Sam Altman en Inde : le pèlerinage du gourou de l’IA

Alors que tout le monde s’excite pour le prochain sommet IA à New Delhi, Sam Altman a décidé de faire un petit tour en Inde. Sa première visite dans le pays depuis presque un an, comme si le calendrier diplomatique du gourou de l’IA était réglé au millimètre. En même temps, son équipe publie un article de blog technique sur le « Codex agent loop », un truc hyper pointu sur l’orchestration de modèles et d’outils via l’API Responses. Deux événements, deux mondes : l’un fait la une des médias, l’autre passe inaperçu. Et devine lequel attire le plus l’attention ?

D’après TechCrunch, Altman va se pointer à New Delhi pour un sommet IA qui rassemble les gros noms du secteur : Meta, Google, Anthropic. Le genre d’événement où on parle de l’avenir de l’humanité entre deux canapés en cuir et des buffets à volonté. L’Inde, avec son marché énorme et ses ambitions tech, c’est le terrain de jeu parfait pour les évangélistes de l’IA. Altman, le prophète humble-mais-pas-trop, va pouvoir délivrer ses sermons sur les risques existentiels tout en signant des partenariats juteux. La dissonance cognitive habituelle, en somme.

Pendant ce temps, sur le blog d’OpenAI, on a droit à un « technical deep dive » sur le Codex agent loop. L’article explique comment Codex CLI orchestre des modèles, des outils, des prompts et des performances en utilisant l’API Responses. C’est du lourd, du sérieux, du truc qui fait avancer la recherche. Mais qui va le lire ? À part quelques geeks et des développeurs qui bossent sur des agents IA, personne. Parce que, soyons honnêtes, « Unrolling the Codex agent loop », ça claque moins qu’un selfie d’Altman avec un ministre indien.

Et c’est là que le bât blesse. OpenAI, sous la houlette d’Altman, maîtrise l’art du double jeu : d’un côté, des avancées techniques solides, discrètes, presque austères ; de l’autre, une com’ qui mise tout sur le charisme du patron. Le mec est devenu une rockstar de l’IA, capable de faire les gros titres rien qu’en prenant l’avion. Pendant que son équipe bosse dans l’ombre sur des trucs complexes comme l’orchestration d’agents, lui fait le show à l’international. C’est malin, mais ça pose une question : est-ce qu’OpenAI vend de l’IA ou du Sam Altman ?

Le sommet de New Delhi, c’est l’occasion parfaite pour lui de ressortir ses classiques. « L’IA pourrait tous nous tuer », suivi de « mais il faut accélérer la recherche ». Les journalistes adorent, les politiques sont impressionnés, et le buzz est garanti.

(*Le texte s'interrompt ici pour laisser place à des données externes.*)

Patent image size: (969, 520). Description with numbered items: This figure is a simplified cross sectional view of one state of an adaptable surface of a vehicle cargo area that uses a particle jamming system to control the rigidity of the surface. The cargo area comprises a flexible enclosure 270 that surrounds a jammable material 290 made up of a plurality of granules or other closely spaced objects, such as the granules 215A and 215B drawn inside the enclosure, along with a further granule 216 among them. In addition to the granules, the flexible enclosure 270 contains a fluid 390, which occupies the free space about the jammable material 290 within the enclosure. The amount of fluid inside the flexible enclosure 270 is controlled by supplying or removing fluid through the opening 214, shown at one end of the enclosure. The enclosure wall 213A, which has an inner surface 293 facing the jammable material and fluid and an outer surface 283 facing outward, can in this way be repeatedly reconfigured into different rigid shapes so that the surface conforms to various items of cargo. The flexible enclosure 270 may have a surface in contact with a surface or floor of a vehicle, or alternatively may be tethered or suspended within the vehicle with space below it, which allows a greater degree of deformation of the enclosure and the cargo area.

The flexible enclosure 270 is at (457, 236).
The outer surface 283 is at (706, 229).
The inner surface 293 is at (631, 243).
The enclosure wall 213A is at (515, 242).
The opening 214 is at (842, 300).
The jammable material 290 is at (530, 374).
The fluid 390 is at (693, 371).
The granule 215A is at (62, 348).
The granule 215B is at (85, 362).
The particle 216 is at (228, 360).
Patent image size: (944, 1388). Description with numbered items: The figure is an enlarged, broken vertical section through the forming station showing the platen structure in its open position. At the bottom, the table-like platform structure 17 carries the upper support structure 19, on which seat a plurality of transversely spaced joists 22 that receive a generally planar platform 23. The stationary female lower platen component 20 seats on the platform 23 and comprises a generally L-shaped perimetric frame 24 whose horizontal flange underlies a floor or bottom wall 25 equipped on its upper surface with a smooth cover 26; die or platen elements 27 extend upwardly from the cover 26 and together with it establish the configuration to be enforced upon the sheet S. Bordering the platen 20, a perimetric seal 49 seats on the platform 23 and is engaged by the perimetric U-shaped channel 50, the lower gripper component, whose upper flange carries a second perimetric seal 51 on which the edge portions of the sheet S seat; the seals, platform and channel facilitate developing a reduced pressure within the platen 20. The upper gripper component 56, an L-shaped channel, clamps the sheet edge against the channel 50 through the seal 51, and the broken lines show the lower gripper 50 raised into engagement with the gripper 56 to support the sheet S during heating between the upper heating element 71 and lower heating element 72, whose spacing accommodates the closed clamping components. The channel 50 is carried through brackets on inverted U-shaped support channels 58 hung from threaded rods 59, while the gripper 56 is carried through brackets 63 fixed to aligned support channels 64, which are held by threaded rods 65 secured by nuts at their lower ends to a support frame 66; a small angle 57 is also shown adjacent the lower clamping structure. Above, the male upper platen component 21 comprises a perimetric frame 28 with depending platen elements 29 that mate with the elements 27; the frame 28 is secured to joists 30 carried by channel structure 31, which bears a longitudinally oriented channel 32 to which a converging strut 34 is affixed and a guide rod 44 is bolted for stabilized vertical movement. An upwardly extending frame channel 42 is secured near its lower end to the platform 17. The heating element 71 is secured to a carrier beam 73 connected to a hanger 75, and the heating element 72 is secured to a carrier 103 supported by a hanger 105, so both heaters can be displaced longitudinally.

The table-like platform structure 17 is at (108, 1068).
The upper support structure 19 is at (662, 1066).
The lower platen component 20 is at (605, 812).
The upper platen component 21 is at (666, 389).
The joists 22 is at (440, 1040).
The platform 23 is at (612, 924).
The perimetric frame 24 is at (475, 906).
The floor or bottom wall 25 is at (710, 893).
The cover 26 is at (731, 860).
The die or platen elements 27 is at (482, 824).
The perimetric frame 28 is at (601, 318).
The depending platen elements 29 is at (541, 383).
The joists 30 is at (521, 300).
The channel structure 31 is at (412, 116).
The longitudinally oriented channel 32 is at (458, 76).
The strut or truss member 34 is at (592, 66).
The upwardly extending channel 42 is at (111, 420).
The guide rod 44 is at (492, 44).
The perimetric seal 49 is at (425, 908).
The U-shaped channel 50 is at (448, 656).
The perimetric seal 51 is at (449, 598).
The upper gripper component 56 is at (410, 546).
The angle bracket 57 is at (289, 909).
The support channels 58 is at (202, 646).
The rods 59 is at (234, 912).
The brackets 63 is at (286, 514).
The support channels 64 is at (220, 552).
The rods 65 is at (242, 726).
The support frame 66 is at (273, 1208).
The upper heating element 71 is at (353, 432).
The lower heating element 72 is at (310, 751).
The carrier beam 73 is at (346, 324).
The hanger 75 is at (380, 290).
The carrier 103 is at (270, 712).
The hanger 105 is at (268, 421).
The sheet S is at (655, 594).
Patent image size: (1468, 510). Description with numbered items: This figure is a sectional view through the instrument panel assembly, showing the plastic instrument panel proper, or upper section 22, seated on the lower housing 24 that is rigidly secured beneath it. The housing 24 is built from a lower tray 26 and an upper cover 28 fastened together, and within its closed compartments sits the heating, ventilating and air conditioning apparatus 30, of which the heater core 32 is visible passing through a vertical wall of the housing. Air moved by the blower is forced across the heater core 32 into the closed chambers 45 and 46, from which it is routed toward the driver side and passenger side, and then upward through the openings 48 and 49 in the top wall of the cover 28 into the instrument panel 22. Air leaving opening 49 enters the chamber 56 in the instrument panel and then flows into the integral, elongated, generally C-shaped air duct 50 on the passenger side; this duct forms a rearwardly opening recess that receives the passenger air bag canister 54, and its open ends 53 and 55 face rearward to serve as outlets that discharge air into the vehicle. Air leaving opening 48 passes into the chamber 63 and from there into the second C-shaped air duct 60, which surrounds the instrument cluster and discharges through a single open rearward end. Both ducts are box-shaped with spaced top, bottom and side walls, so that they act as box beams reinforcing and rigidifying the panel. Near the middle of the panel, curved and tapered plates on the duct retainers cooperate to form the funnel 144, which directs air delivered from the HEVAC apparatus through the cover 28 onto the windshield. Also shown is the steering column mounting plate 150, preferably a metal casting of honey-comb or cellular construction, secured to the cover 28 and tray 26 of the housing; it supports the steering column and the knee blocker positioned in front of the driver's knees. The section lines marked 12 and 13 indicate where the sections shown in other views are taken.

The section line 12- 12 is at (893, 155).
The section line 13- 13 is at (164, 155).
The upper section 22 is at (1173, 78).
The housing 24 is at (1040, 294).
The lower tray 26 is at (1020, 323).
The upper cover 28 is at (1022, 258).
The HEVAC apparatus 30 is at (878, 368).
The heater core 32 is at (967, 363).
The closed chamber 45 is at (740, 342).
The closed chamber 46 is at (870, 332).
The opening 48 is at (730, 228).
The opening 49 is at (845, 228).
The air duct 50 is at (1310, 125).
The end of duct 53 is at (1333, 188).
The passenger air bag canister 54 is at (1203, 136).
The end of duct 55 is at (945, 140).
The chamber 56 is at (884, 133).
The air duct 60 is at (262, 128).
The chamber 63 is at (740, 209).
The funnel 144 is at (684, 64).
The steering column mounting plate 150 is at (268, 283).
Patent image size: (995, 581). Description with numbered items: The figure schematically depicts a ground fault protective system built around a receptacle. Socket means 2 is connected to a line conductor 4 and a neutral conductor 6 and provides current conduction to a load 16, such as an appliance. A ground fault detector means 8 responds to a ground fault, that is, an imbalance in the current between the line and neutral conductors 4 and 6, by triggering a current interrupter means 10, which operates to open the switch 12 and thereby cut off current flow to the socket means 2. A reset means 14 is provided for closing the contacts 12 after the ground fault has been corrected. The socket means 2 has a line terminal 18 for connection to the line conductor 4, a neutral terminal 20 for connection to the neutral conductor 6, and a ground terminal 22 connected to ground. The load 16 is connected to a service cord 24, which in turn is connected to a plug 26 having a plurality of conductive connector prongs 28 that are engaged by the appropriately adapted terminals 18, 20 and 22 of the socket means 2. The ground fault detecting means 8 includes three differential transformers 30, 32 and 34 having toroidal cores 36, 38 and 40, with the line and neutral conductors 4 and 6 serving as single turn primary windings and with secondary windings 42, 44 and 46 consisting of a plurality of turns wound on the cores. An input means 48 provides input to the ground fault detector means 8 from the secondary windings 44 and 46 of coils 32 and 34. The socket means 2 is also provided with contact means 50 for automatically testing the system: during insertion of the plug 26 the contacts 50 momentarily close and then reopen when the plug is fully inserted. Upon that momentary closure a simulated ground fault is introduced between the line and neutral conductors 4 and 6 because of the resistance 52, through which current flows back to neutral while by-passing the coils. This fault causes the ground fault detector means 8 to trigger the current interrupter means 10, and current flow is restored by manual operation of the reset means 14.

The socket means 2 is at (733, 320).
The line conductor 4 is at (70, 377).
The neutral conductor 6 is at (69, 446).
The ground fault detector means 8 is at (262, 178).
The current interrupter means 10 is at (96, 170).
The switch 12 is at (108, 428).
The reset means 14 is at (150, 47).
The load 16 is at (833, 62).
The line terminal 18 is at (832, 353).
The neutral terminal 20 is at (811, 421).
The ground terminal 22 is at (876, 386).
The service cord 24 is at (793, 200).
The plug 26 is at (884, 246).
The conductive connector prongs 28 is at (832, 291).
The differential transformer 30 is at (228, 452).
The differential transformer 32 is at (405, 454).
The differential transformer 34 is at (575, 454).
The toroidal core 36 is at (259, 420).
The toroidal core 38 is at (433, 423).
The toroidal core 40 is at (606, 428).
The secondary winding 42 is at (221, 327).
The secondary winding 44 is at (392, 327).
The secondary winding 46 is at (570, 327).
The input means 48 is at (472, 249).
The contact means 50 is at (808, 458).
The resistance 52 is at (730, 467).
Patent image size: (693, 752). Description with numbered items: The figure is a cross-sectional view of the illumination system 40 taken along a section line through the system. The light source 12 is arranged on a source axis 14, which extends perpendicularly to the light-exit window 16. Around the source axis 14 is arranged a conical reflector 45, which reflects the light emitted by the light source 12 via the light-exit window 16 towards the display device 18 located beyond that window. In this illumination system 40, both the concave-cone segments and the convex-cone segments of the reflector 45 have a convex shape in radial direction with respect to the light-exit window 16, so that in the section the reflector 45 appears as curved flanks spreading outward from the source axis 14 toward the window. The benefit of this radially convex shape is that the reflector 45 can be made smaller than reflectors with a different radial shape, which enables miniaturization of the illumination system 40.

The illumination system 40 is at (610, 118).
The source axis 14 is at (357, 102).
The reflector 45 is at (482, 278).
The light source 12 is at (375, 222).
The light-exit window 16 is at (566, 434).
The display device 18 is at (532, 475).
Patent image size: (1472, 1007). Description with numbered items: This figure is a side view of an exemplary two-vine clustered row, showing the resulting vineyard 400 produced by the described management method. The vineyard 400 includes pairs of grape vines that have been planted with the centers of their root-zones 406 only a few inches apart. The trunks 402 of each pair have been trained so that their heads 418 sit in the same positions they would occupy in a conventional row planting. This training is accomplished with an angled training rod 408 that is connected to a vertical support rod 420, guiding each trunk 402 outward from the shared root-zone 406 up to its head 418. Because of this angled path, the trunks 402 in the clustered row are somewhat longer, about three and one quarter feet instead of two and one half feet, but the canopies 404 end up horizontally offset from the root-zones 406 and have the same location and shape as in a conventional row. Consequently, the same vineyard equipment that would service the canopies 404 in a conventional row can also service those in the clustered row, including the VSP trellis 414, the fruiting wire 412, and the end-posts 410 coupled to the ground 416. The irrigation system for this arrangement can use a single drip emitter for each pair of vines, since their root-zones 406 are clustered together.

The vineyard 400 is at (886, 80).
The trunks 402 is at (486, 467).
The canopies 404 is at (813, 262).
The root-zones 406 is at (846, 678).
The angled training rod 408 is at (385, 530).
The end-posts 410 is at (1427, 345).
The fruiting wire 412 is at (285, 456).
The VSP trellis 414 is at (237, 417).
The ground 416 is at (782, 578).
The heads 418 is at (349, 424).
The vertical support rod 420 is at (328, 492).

Mais derrière les discours, y a-t-il du concret ? L’article technique sur Codex, lui, montre que des gens chez OpenAI font du vrai boulot, loin des projecteurs. Des gens qui améliorent les agents, ces IA qui agissent plutôt que de juste répondre, même si pour l’instant, elles se plantent encore souvent.

Alors, que retenir de tout ça ? Que l’IA, c’est un monde de contrastes. D’un côté, des annonces qui font rêver ou flipper, selon ton humeur ; de l’autre, des avancées techniques qui avancent à petits pas, sans fanfare. Altman joue son rôle à la perfection : il attire l’attention, lève des fonds, et laisse les ingénieurs bosser. Mais à force, on finit par se demander si le messager n’éclipse pas le message. Et pendant qu’il parade en Inde, des types comme Dario Amodei chez Anthropic continuent de faire de l’IA sans se prendre pour des sauveurs de l’humanité. Ça fait réfléchir, non ?

Bref, Sam Altman en Inde, c’est du spectacle. Le Codex agent loop, c’est de la substance. À toi de voir ce qui t’intéresse le plus.